Taki Taki

High life | 28 December 2012

issue 29 December 2012

The horror at Newtown, Connecticut put a damper on the unending rounds of end-of-year parties. And that includes my own Christmas blast at the Boom-Boom room in honour of Lindsay Lohan and some of the prettiest girls in the Big Bagel. At times I think I missed my vocation: Protector-Confessor of fallen women or those about to take the plunge. My only salvation lies in good old Helvetia, where the mother of my children will whip me back into shape in no time. No booze, no sex — just salads and mineral water. Ugh! Mind you, I’m not so sure about my marriage to Miss Lohan. Too many cops around her, and they make me nervous. My party began at nine in the evening and eight hours later was still going. My bill was bigger than the Greek debt, and then some.

Ironically, I had driven by Newtown the day before the massacre of innocent children on my way to Newport Rhode Island to inspect a sailing boat up for sale that was once owned by my father. (The brave and extremely fast Nefertiti, built by Ted Hood for the America’s Cup in 1962, back when racing boats were elegant and beautiful, and vulgar hustlers like Larry Ellison — the present holder — were eating out of garbage cans. Daddy never lost a race with her.) One person dies every 20 minutes in America from gunshot wounds, and children in America are five times more likely to be murdered with guns than in any other country of the industrialised world. What I would like to know is what a mother and housewife was doing owning four semi-automatic assault weapons? Especially with a weirdo of a son, who probably spent his days watching violent DVD games and listening to rap music by people whose lyrics glamorise violence and glorify murder.

Yes, I’ve read all the stuff about guns, but no one is going to take them off the street, certainly not Obama, a man whose only talent lies in fooling all the people all of the time. Uncle Sam is the world’s greatest arms dealer, and the gun lobby has almost as much money as Aipac does. So whom are we kidding? But just imagine if one of the slain teachers at Sandy Hook Elementary School had had a gun on her and had killed the scumbag nerd — perhaps she might even have gotten away with it. We tend to criminalise the good and absolve the guilty. Many professional football and basketball players in America, 85 per cent of whom are African–Americans, own guns and have permits to carry them. There have been murders and accidents galore where famous athletes have been involved, but less than a handful have gone to jail. These are supposedly role models, so no wonder black tots get caught regularly bringing guns to school. One week before the Newtown massacre, a Kansas Chiefs’ black football star murdered the mother of his two-year-old, then drove to the stadium and killed himself in front of his coaches. Yet people tell me that America is the greatest country on earth.

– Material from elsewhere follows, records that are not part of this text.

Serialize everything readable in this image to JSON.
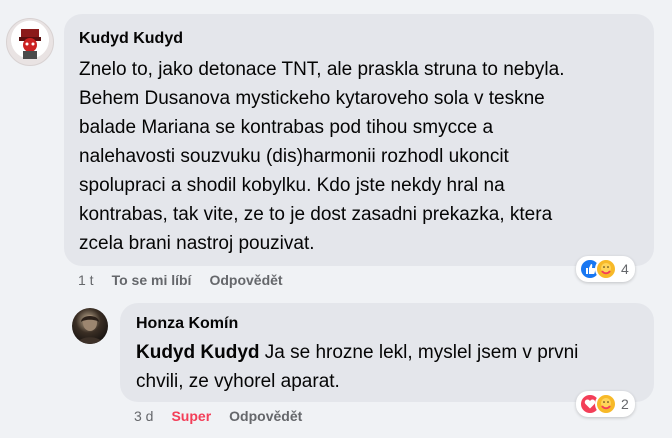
{
  "comment": {
    "author": "Kudyd Kudyd",
    "text": "Znelo to, jako detonace TNT, ale praskla struna to nebyla.\nBehem Dusanova mystickeho kytaroveho sola v teskne\nbalade Mariana se kontrabas pod tihou smycce a\nnalehavosti souzvuku (dis)harmonii rozhodl ukoncit\nspolupraci a shodil kobylku. Kdo jste nekdy hral na\nkontrabas, tak vite, ze to je dost zasadni prekazka, ktera\nzcela brani nastroj pouzivat.",
    "time": "1 t",
    "like_label": "To se mi líbí",
    "reply_label": "Odpovědět",
    "reactions": {
      "icons": [
        "like-icon",
        "care-icon"
      ],
      "count": "4"
    }
  },
  "reply": {
    "author": "Honza Komín",
    "mention": "Kudyd Kudyd",
    "text": " Ja se hrozne lekl, myslel jsem v prvni\nchvili, ze vyhorel aparat.",
    "time": "3 d",
    "reaction_label": "Super",
    "reply_label": "Odpovědět",
    "reactions": {
      "icons": [
        "love-icon",
        "care-icon"
      ],
      "count": "2"
    }
  },
  "colors": {
    "background": "#f0f2f5",
    "bubble": "#e4e6eb",
    "meta_text": "#65676b",
    "like_blue": "#1877f2",
    "care_yellow": "#f7b928",
    "love_red": "#f33e58"
  }
}
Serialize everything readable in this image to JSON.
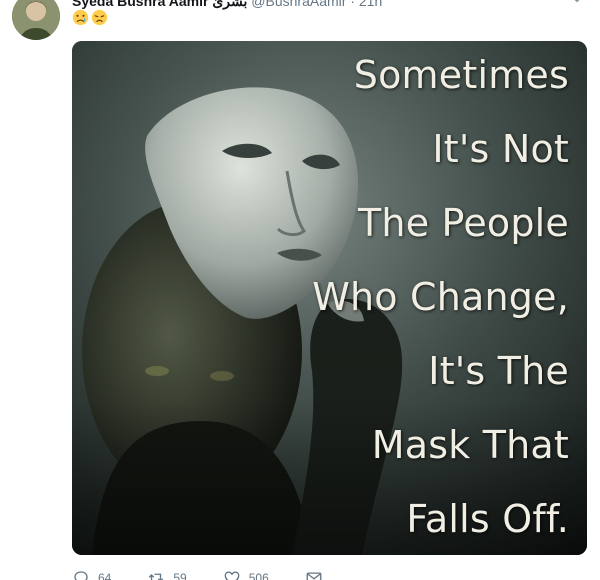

Which brings me to those whose subliminal messages through violent DVDs and films help anaesthetise us towards violence. Just as there is no doubt in my mind that hard porn can lead to rape, watching violence on DVD and on screen can make the viewer immune to the horror of shooting a fellow human in the face — like the nerd did his mother. I for one would love a rigidly enforced production code in the manner of the one during the Thirties and Forties. Not so much governing sex, but certainly violence, which has become, like ‘fast food’, totally normal in American- and British-made films. The 1942 best actor award went to Gary Cooper, for his morale-boosting performance as the deeply religious Tennessee mountain farmer and first world war hero Sgt Alvin York in Howard Hawks’s patriotic film Sergeant York. Can you imagine anyone today (besides Mel Gibson) making a movie about a deeply religious backwoods farmer who wouldn’t fight on Sunday but captured hundreds of Germans after killing tens of them as they shot at him from their machine-gun nests?

The greedy types who produce violence on screen and DVD have utter disregard for our kids and communities. They pretend to see no connection between what they do and the results of what they do. People turn into ratings, demographics and sales. Who could impose a new production code that would stop the gratuitous violence on screen? Well, the only one I can think of is a half-African–American residing in the White House, but don’t hold your breath. Obama is a decent man who obviously wants the best for us, but is smart enough not to go against the untalented Hollywood sharks who know that violence pays and extreme violence pays even better.

Once upon a time movies played on our dreams and deepest longings. They transformed, enlightened and delighted us. Now they subvert and imprison us in a lower, violent world. It’s time we took violence off our screens. Even my fiancée Lindsay thinks so. Happy New Year!